Italy suspends defence pact with Israel as Meloni rebukes Trump over pope remarks

Italy has suspended the automatic renewal of its defence co-operation agreement with Israel, Prime Minister Giorgia Meloni announced on April 14, in Rome's sharpest signal yet of disapproval over Israeli military operations, while separately rebuking US President Donald Trump for his attacks on Pope Leo XIV.
Meloni made the announcement at the Vinitaly wine fair in Verona, telling reporters that "in light of the current situation, the government has decided to suspend the automatic renewal of the defence agreement with Israel." Defence Minister Guido Crosetto had formally communicated the decision to his Israeli counterpart, Israel Katz, by letter.
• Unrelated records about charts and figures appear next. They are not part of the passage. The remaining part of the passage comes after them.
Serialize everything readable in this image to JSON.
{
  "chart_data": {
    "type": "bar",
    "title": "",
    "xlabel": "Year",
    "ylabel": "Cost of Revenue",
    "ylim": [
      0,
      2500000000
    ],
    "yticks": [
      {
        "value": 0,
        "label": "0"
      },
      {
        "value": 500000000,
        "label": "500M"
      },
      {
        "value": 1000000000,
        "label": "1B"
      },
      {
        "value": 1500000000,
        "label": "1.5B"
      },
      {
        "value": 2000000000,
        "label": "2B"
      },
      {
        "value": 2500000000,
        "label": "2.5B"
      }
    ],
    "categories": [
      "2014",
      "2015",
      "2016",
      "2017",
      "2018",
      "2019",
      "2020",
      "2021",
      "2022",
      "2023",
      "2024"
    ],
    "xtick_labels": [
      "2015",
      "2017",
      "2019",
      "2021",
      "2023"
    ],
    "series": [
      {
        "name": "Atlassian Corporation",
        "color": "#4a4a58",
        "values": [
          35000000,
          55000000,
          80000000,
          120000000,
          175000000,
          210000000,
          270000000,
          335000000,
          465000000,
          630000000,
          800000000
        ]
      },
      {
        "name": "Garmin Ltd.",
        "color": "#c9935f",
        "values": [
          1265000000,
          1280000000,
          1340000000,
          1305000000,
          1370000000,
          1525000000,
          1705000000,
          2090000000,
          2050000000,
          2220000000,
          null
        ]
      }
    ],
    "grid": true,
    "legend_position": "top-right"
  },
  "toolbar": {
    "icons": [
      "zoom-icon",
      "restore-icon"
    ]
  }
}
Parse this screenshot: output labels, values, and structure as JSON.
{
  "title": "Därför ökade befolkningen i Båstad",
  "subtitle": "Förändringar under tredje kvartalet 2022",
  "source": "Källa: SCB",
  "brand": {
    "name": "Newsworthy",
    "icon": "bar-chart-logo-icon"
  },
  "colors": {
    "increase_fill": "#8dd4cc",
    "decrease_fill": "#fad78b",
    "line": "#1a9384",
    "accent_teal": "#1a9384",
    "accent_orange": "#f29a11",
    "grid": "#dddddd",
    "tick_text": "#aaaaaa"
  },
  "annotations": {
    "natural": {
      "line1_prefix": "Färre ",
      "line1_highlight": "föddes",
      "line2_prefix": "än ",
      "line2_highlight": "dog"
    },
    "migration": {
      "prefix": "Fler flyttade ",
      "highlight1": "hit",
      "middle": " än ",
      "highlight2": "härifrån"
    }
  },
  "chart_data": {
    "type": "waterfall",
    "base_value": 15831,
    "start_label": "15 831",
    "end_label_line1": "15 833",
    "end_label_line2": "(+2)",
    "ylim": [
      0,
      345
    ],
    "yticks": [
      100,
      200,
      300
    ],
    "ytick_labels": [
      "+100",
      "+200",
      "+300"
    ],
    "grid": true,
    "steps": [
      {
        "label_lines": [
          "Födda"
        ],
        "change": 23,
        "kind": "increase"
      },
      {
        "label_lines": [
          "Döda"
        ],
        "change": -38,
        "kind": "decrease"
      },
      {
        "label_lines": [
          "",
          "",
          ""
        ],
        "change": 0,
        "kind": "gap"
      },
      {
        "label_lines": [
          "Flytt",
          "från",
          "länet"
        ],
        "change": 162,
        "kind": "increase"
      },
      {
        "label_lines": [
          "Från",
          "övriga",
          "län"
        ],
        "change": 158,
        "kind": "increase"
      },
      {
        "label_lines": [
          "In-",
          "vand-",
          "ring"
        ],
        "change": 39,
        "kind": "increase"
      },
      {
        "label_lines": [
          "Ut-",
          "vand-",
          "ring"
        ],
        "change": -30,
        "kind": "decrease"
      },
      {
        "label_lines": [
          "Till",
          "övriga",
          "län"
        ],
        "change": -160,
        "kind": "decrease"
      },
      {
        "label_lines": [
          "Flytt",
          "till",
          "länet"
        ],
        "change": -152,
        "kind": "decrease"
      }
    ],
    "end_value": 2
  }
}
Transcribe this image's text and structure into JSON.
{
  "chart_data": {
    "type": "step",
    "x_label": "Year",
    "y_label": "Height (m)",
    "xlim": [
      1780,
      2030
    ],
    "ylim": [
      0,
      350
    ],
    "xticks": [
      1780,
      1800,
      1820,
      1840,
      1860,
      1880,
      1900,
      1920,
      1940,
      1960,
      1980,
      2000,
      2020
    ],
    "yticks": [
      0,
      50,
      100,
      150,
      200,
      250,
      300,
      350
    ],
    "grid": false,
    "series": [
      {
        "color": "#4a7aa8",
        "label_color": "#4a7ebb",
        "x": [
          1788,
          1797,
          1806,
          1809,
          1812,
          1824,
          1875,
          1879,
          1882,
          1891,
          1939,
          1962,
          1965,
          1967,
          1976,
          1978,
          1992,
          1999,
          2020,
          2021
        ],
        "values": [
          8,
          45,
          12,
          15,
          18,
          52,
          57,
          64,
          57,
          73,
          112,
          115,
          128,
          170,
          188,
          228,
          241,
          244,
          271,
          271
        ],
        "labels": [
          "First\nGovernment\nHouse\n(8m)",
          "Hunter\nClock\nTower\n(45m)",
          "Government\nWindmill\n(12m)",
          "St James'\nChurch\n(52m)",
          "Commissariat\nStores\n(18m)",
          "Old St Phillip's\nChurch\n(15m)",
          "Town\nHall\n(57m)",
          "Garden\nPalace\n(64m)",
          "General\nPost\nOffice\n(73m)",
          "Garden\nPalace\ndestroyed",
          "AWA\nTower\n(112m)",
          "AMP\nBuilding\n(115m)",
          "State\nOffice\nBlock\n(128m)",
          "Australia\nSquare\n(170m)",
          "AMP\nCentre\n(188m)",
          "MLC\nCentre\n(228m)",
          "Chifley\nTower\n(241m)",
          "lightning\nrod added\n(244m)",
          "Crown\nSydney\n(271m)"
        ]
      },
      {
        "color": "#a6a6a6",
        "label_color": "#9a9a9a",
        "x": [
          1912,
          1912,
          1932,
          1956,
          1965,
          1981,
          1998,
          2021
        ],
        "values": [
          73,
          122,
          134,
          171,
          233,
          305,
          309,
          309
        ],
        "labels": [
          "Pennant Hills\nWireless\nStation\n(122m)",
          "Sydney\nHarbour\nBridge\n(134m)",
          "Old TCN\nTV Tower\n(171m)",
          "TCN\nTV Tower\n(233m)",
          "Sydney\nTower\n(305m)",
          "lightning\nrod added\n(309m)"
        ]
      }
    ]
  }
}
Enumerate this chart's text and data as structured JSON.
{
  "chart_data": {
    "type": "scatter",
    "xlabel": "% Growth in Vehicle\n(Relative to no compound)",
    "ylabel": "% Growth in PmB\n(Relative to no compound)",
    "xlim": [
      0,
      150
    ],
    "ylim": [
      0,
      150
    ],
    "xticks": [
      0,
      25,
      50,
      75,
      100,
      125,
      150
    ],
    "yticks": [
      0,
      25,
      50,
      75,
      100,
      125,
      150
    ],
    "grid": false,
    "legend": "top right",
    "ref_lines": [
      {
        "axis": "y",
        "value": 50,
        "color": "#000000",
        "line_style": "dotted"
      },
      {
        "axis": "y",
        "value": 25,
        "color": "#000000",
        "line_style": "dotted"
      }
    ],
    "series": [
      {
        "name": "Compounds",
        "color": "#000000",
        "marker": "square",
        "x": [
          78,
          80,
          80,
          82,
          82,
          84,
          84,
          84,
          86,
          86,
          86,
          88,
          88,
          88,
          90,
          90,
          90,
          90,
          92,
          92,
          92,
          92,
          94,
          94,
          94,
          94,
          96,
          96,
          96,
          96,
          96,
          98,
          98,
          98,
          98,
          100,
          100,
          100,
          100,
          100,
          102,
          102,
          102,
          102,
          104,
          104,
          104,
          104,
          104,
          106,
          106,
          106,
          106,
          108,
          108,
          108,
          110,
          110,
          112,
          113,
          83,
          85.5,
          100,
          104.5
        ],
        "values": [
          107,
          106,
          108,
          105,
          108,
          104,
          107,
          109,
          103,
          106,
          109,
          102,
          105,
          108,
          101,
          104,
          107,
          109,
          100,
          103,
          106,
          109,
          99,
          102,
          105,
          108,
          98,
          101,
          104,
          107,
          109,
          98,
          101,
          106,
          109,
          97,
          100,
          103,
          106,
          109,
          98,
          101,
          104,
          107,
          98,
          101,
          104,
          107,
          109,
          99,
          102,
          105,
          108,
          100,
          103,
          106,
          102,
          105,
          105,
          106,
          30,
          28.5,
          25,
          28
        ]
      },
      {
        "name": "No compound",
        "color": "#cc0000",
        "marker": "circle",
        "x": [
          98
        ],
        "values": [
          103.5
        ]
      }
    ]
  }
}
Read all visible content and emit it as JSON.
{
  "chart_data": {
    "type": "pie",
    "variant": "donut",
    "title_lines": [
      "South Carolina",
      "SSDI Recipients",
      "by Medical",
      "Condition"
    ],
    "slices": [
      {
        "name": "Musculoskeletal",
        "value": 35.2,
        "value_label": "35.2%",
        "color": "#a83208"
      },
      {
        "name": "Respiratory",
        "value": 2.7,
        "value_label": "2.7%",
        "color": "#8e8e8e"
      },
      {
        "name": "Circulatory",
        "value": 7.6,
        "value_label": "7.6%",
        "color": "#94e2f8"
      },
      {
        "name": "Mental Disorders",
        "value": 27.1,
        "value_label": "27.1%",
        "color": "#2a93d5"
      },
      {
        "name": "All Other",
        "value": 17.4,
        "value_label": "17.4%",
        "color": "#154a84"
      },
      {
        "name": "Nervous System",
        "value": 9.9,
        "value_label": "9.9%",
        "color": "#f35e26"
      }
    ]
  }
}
The memorandum, originally signed under former prime minister Silvio Berlusconi in 2003 and ratified in 2005, provides a framework for bilateral co-operation on defence matters including military equipment exchanges, joint exercises, and research and development in the defence sector. It had been renewed automatically every five years, most recently entering into force on April 13.
Israel's foreign ministry played down the significance of the move. A spokesman said the two countries did not have a security agreement as such, describing the memorandum as one that had "never had any concrete content."
Deputy Prime Minister Matteo Salvini, also present at Vinitaly, said he agreed with the suspension but told reporters he did not know the reasons behind it.
The decision marks a significant hardening of Italy's stance. Until now Meloni's government had limited itself to condemning specific Israeli actions, including strikes on churches and attacks on Italian soldiers serving in the UN peacekeeping mission in Lebanon, while defending the memorandum itself against repeated opposition calls for its suspension. The diplomatic temperature had risen further in recent days after Italy's ambassador to Tel Aviv was summoned by the Israeli foreign ministry in protest at remarks by Deputy Prime Minister Antonio Tajani, who had condemned Israeli raids that have caused thousands of casualties in Lebanon since early March.
Italy's growing discomfort with Israeli military operations has been building for months. In September, Meloni told the United Nations that Israeli actions had crossed a line, "violating humanitarian norms, causing a slaughter of civilians," and signalled Rome's support for some European Union sanctions against Israel. During the US-Israeli campaign against Iran, Italy refused to allow American combat aircraft to use its Sigonella base in Sicily for missions to the Middle East.
Meloni used the Verona platform to address several other live political controversies. On Trump's social media broadside against Pope Leo XIV — in which the US president called the pontiff "WEAK on Crime, and terrible for Foreign Policy," suggested he had been elected only because he was American, and told him to "get his act together" and "stop catering to the Radical Left" — Meloni, long regarded as a darling of the US leader, was unequivocal. "What I said is what I think: the statements about the pontiff were unacceptable. I express my solidarity with Pope Leo," she said.
Meloni also urged caution over recent calls by Eni chief executive Claudio Descalzi to resume purchasing Russian gas, acknowledging his commercial logic but arguing that economic pressure on the Kremlin remained "the most effective weapon we have for building peace." She expressed hope that the question would be moot by January 2027, when existing energy contracts expire, if progress had been made towards ending the war in Ukraine.
She also called for continued international efforts to advance peace negotiations to stabilise the situation in Iran and reopen the Strait of Hormuz.